Kur’an-ı Kerim’in İnsan, Rahman ve Duhân suresi gibi bir çok suresinde cennetteki farklı pınarlar zikredilir.
Vahiy Kelam’ında cennet kelimesiyle sayısız bahçeler kastedilirken (enhar) kelimesiyle çeşitli nehirlerin varlığına vurgu yapılır.
Ancak Kur’an-ı Kerim’in Muhammed suresi 15. ayetinde cennetteki, dört nehir ve bunların özellikleri,nden bahseder: “Rabbine itaatsizlikten sakınanlara vaad edilen cennetin temsili şudur: İçinde doğal nitelikleri bozulmamış su ırmakları, tadı bozulmamış süt ırmakları, içenlere lezzet veren şarap ırmakları, süzülmüş bal ırmakları bulunan bir bahçedir.”
Bu nehirlerde akan su, süt, şarap ve balla ilgili dünyevi fikirleri ortadan kaldırmak için Kur'an-ı Kerim’de özelllikleri belirtilmiştir. Yani cennet suyu, cennetin özelliklerinden dolayı her türlü koku, tat ve renk değişikliği etkenlerinden uzaktır. Şöyleki lezzetli olduğu, kirlilik gibi yan etkilerden ve diğer zararlılardan etkilenmediği anlamına gelir.
Bal ise peteksiz saf ve berraktır. Şarap konusuna gelinde Sâffât suresi 47. ayetinde şöyle buyruluyor: “İçenlere dokunmaz, ondan sarhoş da olmazlar.” Yani bu şarabın hikmet eksikliği, fesad, başağrısı gibi gizli ruhsal etkileri yoktur.

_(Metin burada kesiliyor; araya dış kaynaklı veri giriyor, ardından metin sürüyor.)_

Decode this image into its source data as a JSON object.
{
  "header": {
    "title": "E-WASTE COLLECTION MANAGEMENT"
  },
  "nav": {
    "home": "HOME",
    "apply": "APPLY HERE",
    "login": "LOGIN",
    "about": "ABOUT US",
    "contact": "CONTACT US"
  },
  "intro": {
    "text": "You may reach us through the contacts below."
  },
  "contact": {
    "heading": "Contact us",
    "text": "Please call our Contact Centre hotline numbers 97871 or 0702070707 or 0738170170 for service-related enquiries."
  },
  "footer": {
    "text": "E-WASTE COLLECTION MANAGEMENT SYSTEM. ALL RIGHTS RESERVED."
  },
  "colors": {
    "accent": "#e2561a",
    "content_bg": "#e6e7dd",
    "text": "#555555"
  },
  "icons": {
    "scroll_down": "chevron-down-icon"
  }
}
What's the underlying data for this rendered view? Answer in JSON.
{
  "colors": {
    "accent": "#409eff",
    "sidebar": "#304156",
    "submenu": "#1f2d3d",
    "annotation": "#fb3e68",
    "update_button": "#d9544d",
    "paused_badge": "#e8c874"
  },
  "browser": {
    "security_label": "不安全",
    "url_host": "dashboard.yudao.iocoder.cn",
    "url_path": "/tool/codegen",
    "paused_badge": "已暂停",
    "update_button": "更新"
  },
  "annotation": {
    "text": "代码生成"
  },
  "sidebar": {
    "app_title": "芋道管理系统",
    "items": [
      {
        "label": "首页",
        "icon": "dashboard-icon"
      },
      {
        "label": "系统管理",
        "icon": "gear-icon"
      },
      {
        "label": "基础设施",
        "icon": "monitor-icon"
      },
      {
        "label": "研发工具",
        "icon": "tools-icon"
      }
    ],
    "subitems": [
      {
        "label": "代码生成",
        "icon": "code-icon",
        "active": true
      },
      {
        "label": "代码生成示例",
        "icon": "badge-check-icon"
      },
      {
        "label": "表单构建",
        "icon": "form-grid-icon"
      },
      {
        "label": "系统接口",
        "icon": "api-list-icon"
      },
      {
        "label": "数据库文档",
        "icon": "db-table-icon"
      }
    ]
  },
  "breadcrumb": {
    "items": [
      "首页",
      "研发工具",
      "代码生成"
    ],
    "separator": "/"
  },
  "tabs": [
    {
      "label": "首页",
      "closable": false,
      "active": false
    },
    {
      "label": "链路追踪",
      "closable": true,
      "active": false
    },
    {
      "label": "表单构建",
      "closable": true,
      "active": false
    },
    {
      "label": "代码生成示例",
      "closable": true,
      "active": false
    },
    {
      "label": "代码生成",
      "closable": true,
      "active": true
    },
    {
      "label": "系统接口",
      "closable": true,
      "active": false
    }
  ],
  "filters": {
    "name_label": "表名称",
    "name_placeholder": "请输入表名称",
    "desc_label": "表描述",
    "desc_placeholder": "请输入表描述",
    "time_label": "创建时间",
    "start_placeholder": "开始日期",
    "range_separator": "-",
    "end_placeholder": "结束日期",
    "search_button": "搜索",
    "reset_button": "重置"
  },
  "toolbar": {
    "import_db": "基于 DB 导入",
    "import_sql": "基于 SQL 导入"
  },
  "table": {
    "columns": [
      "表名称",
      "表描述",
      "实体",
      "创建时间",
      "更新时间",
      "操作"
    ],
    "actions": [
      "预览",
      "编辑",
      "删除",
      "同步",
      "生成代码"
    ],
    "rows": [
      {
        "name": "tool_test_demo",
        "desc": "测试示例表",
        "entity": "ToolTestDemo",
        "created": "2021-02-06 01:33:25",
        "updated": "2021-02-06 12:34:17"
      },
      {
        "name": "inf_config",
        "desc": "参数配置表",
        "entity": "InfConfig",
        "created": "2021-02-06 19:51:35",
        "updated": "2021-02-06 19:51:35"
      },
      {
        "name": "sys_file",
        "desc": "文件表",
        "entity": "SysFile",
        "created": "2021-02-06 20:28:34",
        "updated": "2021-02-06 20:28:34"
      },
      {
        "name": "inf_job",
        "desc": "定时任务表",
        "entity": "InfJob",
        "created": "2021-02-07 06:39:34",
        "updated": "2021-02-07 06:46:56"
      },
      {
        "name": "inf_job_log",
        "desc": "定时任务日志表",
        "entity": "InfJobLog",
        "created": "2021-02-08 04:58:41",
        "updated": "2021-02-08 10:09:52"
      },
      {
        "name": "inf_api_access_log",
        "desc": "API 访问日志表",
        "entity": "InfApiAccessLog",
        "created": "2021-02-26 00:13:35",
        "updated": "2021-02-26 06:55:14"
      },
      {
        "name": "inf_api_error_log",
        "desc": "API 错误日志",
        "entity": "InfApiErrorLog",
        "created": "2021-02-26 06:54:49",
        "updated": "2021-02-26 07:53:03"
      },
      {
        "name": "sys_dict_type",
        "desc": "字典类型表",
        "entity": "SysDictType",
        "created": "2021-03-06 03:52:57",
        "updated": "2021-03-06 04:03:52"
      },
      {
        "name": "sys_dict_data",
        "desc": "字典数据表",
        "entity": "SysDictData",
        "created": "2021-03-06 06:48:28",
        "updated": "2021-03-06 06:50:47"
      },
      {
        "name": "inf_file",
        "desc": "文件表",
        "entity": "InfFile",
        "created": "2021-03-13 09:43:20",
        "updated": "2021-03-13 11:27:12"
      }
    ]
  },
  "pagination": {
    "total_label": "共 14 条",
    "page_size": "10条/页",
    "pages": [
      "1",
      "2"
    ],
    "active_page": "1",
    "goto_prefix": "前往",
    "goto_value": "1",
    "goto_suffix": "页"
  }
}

Vâkıa suresi 19. ayeti: “Bundan dolayı ne baş ağrısına tutulurlar ne de sarhoş olurlar.”
Cennet ehli bu şarabı Allah’ın nimetiyle içerler ve bu sayede kalpleri Allah’tan başkasından arınır. İnsân suresi 21. ayeti:” ...rableri onlara tertemiz bir içecek verir;”
Dolayısıyla bu şarap sadece temiz ve saf değil, aynı zamanda arındırıcıdır.